Эти два врача просмотрели все истории болезни. Они составили свой список и, осматривая больных, сами выкликали их имена. Целый день мы занимались диагностикой дистрофии у наших пациентов согласно следующей схеме: Д-1 (первая степень дистрофии), Д-2 (вторая степень дистрофии), Д-3 (третья степень дистрофии). Больные проходили бесконечной чередой: Д-3, Д-2, Д-2, Д-3, Д-1 и так далее — имя за именем, одно иссохшее тело за другим.
Русские иногда качали головой, монотонно перечисляя: «Д-3, Д-2, Д-2, Д-2, Д-1, Д-3…» Мимо устало тащились сотни людей. К самым тяжелым мы шли в палаты сами. Некоторые пытались встать, но без сил падали на койки, а мы переходили к следующим.
В задачу комиссии входило определить, сколько случаев дистрофии в нашем госпитале и какова тяжесть каждого случая.
Мы были не готовы использовать слово «дистрофия» и предпочитали пользоваться термином «голодные отеки», но этот термин можно было приложить только к случаям с отеками, но были случаи с подобными симптомами, но не сопровождавшиеся водянкой. Сами больные вскоре стали называть свое состояние «штрофией», а себя «штрофиками», как они это произносили. Многие хотели, чтобы их причислили к «штрофикам», потому что они получали больше еды. Собственно, комиссия определяла число случаев дистрофии только по одной причине: госпиталь должен был получить дополнительное количество продовольствия исходя из числа случаев дистрофии. Отныне, наконец, нормы питания были основаны по десятому разряду. Дистрофиками занялись всерьез.
Это означало, что над нашим госпиталем перестал витать призрак голодной смерти. Десятый разряд снабжения продовольствием вступил в силу в июне.
Но сама собой дистрофия не исчезла и после этого.

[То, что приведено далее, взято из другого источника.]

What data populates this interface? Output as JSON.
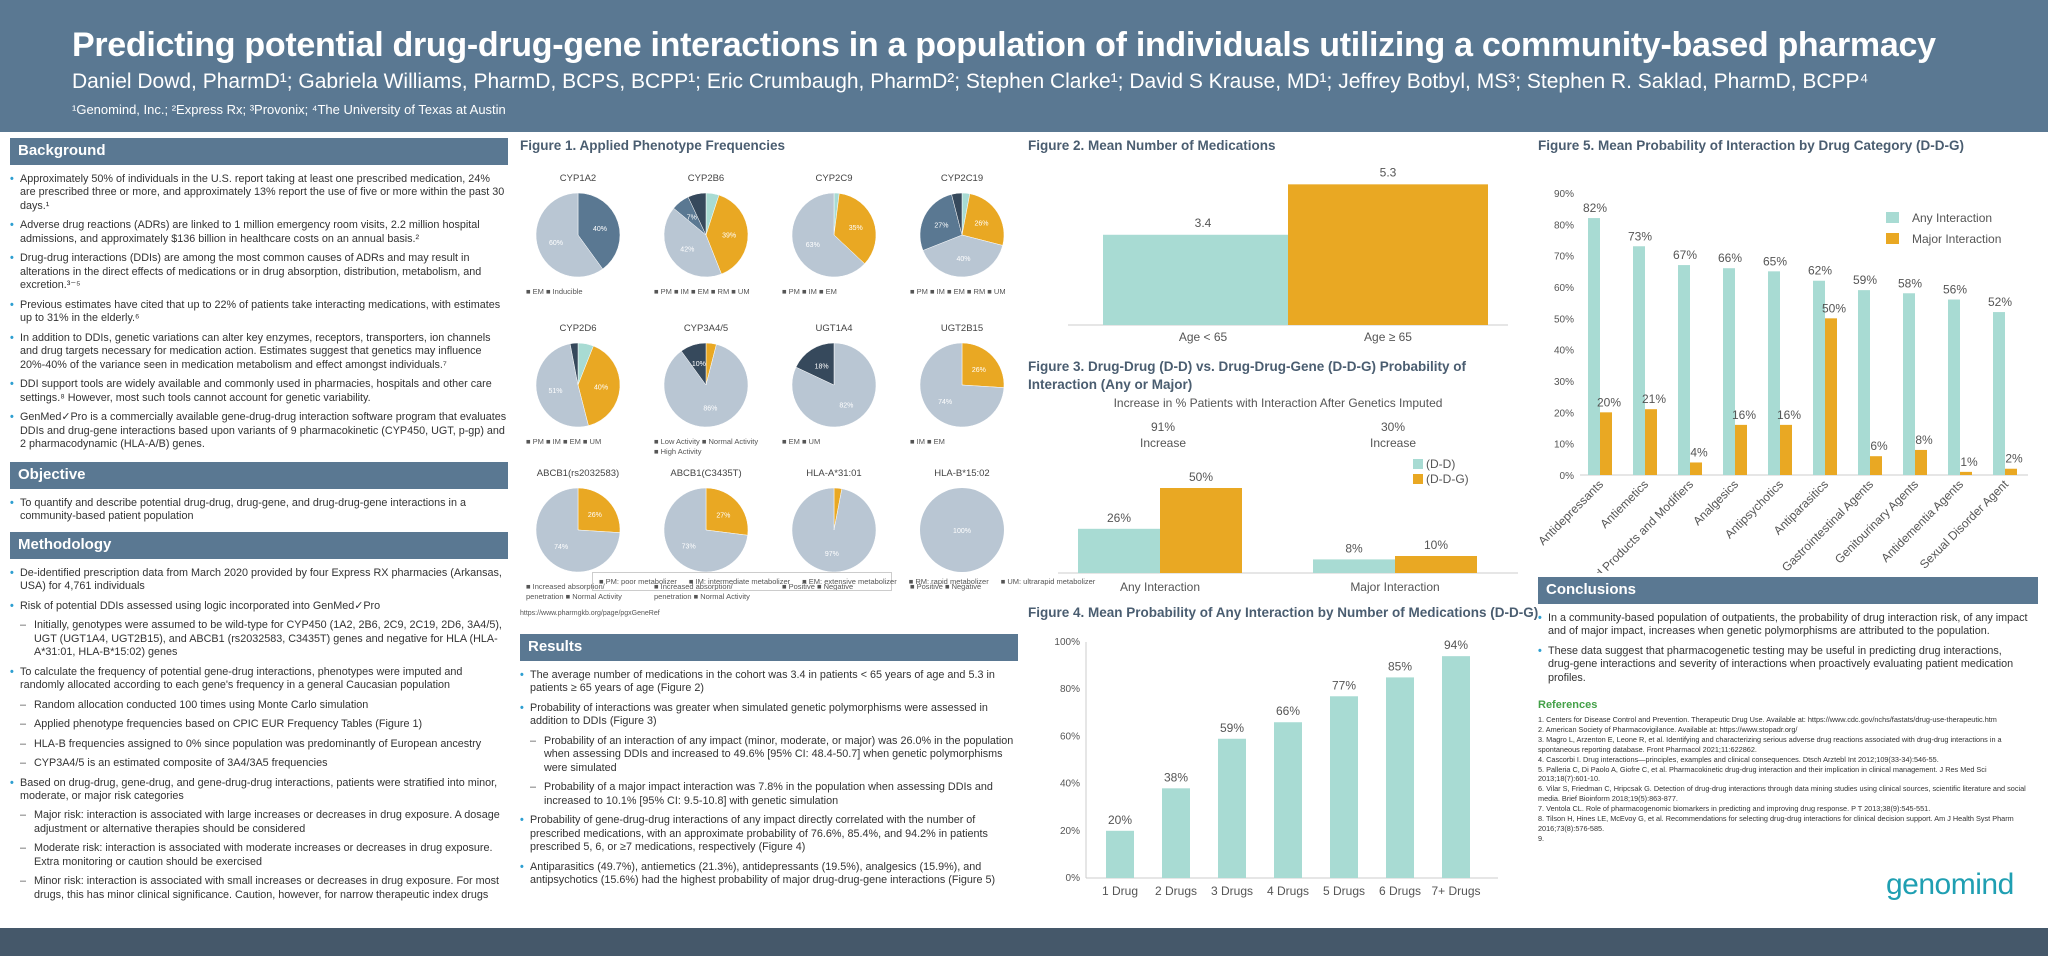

Жизнь и судьба пленных останется непонятой, если не задуматься о природе дистрофии. Кроме того, изучение этого состояния требует глубокого знания природы человека, как живого существа, зависимости его благополучия от условий материального существования и психологического к нему отношения. Телесные и душевные страдания беспощадно обнажают — не всегда к выгоде человека — то, что скрывается за благополучием и роскошью. Как правило, люди слепы и глухи к страданиям своих соседей, как и к собственному положению, до тех пор, пока их не оставляет земное счастье. Как правило, такие перемены происходят внезапно, до того, как люди начинают о них помышлять. Чаще несчастья нападают на людей в старости, и всегда перед смертью. Вообще слово «дистрофия» означает, что жизненные процессы, форма, строение и рост клеток тела перестают быть такими, какими они были у здорового человека или у больного сохранившего способность к нормальной реакции на болезнь. Все эти процессы меняются; клетки перестают выполнять свои функции или выполняют их плохо и отвечают своим разрушением на стимулы окружающей среды. Функции организма приобретают поразительную склонность к ослаблению и атрофии. Эти патологические изменения в отдельных клетках сказываются на работе органов. Меняется вся человеческая личность, деформируется ее духовная природа, каковая очень тесно связана с телесными функциями и зависит от них.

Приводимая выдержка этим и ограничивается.